Cosmic rays are a fact of life, and as transistors get smaller, the amount of energy it takes to spontaneously flip a bit gets smaller, too. By 2023, when exascale computers—ones capable of performing 1018 operations per second—are predicted to arrive in the United States, transistors will likely be a third the size they are today, making them that much more prone to cosmic ray–induced errors. For this and other reasons, future exascale computers will be prone to crashing much more frequently than today’s supercomputers do. For me and others in the field, that prospect is one of the greatest impediments to making exascale computing a reality.
- A high-profile example affected what was the second fastest supercomputer in the world in 2002, a machine called ASCI Q at Los Alamos National Laboratory. When it was first installed at the New Mexico lab, this computer couldn’t run more than an hour or so without crashing.
- In the summer of 2003, Virginia Tech researchers built a large supercomputer out of 1,100 Apple Power Mac G5 computers. They called it Big Mac. To their dismay, they found that the failure rate was so high it was nearly impossible even to boot the whole system before it would crash.
The problem was that the Power Mac G5 did not have error-correcting code (ECC) memory, and cosmic ray–induced particles were changing so many values in memory that out of the 1,100 Mac G5 computers, one was always crashing.
Everything from cosmic rays to weakly radioactive trace lines to power regulators failing would cause a supercomputer crash.
Fascinating stuff.
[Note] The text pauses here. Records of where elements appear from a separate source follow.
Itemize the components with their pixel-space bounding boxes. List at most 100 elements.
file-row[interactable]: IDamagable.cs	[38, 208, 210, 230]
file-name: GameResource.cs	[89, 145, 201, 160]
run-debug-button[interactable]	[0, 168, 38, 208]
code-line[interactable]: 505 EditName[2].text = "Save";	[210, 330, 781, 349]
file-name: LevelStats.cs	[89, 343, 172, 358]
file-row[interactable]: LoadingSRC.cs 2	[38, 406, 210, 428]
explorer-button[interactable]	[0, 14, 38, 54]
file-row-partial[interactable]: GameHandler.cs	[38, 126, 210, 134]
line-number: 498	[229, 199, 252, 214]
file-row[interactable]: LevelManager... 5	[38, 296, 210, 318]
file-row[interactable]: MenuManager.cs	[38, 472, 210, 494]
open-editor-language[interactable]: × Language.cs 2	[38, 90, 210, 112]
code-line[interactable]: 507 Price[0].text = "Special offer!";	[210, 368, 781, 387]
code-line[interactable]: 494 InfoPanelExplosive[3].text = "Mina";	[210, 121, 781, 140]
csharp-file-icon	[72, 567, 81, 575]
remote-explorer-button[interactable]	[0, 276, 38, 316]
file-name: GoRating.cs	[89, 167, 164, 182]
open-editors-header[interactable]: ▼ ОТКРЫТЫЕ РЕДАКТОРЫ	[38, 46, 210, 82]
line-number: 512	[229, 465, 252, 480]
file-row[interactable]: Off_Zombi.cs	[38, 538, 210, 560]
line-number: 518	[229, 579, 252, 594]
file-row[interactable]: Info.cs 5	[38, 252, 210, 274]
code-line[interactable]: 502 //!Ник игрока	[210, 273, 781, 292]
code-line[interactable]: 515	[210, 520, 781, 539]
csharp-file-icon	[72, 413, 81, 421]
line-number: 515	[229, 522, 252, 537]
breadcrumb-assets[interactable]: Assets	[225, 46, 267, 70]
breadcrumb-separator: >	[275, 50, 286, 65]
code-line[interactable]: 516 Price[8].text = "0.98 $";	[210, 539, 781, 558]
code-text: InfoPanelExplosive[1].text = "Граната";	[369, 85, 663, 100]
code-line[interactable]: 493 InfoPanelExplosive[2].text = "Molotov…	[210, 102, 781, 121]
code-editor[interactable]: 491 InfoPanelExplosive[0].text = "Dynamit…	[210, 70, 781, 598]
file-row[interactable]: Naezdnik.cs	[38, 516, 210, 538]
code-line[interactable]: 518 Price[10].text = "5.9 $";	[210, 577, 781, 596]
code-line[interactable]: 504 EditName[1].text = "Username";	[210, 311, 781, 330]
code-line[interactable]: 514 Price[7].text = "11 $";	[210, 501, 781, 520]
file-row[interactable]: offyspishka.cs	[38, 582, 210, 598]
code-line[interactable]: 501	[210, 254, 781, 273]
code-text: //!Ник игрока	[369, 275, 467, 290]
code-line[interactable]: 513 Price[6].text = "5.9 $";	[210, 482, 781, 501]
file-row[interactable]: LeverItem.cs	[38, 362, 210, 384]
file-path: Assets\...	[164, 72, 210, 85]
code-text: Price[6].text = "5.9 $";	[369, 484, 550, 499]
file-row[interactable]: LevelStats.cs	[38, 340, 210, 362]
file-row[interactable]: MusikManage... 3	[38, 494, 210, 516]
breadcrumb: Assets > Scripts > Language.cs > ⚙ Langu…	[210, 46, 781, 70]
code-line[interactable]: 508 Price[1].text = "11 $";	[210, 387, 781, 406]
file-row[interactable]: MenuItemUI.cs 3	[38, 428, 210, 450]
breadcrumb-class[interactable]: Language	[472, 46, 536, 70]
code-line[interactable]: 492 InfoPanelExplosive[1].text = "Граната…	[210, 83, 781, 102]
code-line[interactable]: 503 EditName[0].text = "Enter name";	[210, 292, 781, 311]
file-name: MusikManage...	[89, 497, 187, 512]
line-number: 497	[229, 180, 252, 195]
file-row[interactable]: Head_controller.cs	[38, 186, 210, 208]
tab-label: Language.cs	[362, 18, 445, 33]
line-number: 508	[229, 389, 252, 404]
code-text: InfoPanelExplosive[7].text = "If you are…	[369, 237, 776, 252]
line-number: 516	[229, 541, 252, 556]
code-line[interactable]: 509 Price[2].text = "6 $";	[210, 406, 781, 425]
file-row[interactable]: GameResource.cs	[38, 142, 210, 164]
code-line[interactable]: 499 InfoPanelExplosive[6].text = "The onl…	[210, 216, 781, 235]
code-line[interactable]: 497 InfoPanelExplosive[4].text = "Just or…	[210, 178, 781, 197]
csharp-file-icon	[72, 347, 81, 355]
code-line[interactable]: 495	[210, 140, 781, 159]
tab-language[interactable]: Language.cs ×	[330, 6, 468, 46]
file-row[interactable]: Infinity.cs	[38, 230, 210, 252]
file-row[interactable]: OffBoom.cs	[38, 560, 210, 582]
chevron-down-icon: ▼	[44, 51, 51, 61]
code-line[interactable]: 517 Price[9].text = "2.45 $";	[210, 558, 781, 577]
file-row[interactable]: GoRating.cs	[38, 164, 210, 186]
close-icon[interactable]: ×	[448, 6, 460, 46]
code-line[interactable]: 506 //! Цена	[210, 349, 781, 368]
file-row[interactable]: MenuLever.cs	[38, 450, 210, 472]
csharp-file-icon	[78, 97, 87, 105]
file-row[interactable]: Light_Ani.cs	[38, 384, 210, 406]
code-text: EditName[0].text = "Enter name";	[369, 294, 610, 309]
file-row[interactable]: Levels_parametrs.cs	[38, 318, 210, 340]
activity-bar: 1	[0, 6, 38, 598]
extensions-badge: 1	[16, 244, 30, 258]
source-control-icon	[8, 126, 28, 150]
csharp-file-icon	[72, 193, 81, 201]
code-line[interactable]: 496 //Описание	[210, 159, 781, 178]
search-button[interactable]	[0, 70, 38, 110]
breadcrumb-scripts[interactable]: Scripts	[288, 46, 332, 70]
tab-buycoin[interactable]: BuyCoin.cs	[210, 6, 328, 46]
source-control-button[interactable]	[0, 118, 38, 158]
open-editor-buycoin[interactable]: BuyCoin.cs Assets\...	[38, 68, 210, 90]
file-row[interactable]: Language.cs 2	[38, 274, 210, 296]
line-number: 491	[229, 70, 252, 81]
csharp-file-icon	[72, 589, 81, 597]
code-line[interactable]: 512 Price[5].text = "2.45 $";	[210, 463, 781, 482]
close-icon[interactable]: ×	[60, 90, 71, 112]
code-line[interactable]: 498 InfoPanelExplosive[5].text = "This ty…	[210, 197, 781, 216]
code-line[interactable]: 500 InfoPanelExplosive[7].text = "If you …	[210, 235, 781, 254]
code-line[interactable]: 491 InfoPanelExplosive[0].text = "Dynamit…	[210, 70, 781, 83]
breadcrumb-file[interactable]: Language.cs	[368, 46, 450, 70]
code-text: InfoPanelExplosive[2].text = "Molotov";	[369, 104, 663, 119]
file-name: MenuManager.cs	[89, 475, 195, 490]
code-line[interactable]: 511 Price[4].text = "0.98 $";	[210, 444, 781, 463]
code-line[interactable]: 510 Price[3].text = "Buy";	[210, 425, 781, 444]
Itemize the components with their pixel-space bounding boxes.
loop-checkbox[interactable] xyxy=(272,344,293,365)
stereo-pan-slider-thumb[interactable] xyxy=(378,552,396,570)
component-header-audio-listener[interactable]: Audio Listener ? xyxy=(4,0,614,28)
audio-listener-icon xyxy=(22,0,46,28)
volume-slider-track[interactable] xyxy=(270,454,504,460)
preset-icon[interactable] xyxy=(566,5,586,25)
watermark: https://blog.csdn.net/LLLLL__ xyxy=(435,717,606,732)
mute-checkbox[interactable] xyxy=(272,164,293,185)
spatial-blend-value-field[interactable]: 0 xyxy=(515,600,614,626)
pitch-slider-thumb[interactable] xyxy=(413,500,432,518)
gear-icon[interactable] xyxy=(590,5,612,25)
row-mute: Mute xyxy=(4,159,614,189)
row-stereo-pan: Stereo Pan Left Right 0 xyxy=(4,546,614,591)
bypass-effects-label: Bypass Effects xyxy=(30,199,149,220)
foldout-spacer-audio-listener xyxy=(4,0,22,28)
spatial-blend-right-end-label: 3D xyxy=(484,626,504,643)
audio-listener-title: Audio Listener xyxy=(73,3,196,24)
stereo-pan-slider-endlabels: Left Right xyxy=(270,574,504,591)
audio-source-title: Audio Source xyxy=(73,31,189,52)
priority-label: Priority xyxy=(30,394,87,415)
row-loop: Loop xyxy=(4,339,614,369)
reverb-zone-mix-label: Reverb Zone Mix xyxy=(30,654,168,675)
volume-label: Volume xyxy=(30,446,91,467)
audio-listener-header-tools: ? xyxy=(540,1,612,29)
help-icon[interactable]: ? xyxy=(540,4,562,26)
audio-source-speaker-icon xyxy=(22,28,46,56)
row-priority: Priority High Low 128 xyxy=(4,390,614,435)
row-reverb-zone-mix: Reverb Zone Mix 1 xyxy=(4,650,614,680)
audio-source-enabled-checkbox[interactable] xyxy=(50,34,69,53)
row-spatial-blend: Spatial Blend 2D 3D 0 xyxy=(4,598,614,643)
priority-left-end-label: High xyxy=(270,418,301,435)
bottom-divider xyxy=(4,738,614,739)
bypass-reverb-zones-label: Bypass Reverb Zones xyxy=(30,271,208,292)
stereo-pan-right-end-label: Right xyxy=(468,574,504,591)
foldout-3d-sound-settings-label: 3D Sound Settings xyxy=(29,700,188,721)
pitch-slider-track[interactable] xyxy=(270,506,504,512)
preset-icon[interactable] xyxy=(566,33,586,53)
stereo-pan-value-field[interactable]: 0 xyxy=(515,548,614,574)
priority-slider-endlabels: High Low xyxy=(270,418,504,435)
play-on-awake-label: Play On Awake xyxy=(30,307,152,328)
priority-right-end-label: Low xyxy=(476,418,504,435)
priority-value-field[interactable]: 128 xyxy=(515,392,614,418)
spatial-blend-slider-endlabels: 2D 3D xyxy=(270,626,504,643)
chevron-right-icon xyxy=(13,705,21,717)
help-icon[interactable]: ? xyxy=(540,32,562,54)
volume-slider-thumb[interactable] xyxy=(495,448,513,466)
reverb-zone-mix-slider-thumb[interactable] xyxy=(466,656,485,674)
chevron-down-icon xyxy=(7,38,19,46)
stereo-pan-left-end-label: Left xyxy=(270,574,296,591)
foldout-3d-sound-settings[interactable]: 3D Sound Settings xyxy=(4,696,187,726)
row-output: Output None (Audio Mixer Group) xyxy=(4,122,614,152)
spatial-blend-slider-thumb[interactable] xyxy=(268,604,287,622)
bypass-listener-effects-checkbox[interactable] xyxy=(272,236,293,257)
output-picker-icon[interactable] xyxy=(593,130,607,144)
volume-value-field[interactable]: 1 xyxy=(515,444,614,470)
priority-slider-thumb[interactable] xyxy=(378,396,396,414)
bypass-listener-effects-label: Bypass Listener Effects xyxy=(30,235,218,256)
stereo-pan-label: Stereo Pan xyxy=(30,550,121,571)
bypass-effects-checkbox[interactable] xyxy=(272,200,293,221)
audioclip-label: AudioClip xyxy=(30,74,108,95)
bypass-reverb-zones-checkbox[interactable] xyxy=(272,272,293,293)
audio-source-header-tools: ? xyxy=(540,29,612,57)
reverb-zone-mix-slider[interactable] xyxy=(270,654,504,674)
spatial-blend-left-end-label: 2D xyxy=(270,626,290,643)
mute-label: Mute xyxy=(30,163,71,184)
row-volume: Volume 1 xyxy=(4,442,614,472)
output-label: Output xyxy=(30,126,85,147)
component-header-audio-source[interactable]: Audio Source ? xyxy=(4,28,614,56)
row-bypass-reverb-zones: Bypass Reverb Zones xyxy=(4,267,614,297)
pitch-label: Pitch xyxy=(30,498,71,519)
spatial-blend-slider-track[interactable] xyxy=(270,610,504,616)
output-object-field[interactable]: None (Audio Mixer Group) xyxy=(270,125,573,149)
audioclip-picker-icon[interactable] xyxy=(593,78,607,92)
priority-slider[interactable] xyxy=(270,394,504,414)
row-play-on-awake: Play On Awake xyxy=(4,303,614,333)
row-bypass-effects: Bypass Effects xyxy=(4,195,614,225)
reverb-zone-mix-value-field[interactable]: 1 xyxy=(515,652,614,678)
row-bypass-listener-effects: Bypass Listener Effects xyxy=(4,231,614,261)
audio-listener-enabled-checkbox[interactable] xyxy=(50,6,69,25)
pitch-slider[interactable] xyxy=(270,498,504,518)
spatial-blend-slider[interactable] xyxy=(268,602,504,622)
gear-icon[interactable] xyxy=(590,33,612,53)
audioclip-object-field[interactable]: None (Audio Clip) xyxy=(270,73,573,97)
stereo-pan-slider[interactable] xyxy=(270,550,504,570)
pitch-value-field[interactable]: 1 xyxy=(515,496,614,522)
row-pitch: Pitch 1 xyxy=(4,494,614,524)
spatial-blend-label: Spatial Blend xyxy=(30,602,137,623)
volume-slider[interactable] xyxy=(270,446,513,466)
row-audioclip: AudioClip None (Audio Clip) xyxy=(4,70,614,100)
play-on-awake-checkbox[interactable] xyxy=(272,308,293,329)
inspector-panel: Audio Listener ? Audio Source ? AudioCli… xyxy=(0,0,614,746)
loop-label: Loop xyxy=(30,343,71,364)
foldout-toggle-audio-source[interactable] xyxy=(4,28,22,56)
I do have some questions that I hope to hear answers for at some point:
- Each core has to be able to run ‘independently’ to some degree (like google) – what can the supercomputer field borrow from large data-centers?
- why is the total state needed to be saved – why can’t the state preservation be at a core by core level?
- why not have 3 cores work on each part of the problem and use consensus to determine the correct answer ( this is how the space shuttle operated ) ?
- What is the nature of the problems that supercomputers are solving that prevents the google mass-of-computers solution from being used?
These questions lead to these interesting questions:
- How will any meaningful quantum computer operate?
- Biology has even more information / compute density – how does biology deal with errors – what can CS learn from biology?
- will this prevent humans from being able to have good computers in space? ( assuming that we ever get off this rock in a meaningful way)
- Is there an information theory in the making that can put a theoretical maximum on reliable information density based on radiation level? i.e. the error correction logic will consume any improvements in bit storage reduction? will radiation density impose a minimum trace thickness?